Indonesia's GDP growth slowed down to 5.04% year-on-year in the third quarter. The Nikkei Asian Review reported that the slowdown in growth is partly due to weak private consumption. To stimulate consumption, the Indonesian government has announced nearly $3 billion in stimulus measures for the fourth quarter. In addition, the Indonesian central bank had already lowered interest rates three times in a row before keeping them unchanged in October.

Thanks to the net export increase brought about by the mining recovery, Malaysia's GDP in the third quarter grew by 5.2% year-on-year, higher than the previous quarter's 4.4%. But data shows that the growth rate of private consumption slowed down from 5.3% in the second quarter to 5.0%.
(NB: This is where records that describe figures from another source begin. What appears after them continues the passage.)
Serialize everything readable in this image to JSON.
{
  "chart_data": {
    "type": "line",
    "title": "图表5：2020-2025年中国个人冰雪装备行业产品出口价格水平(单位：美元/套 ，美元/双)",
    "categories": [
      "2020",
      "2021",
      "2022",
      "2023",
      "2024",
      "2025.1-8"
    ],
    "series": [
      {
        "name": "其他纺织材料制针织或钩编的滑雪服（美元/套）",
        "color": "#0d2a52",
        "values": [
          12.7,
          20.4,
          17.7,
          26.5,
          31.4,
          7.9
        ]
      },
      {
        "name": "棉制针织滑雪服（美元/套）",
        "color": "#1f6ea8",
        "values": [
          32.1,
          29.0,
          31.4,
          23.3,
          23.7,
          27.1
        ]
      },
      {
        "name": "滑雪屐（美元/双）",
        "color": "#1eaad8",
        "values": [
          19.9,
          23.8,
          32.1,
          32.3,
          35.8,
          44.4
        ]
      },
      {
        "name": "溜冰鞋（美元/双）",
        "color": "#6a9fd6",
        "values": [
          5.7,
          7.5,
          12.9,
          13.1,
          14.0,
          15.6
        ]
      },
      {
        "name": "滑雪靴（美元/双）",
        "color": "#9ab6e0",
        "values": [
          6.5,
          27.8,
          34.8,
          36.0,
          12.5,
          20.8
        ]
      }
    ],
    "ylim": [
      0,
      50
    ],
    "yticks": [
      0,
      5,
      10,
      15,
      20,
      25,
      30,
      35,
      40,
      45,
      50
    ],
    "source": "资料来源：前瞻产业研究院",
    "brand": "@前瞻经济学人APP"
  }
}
Vietnam is a clear exception, "according to Nikkei Asia Review, the country's GDP growth rate rose from 8.0% in the second quarter to 8.22% in the third quarter, driven by strong manufacturing, construction, and service industry activities. Vietnamese Prime Minister Pham Minh Thang stated in October that Vietnam expects exports to grow by over 12% this year. But a report by the United Nations Development Programme suggests that the imposition of tariffs by the United States could lead to a reduction of up to one-fifth in Vietnam's exports to the United States.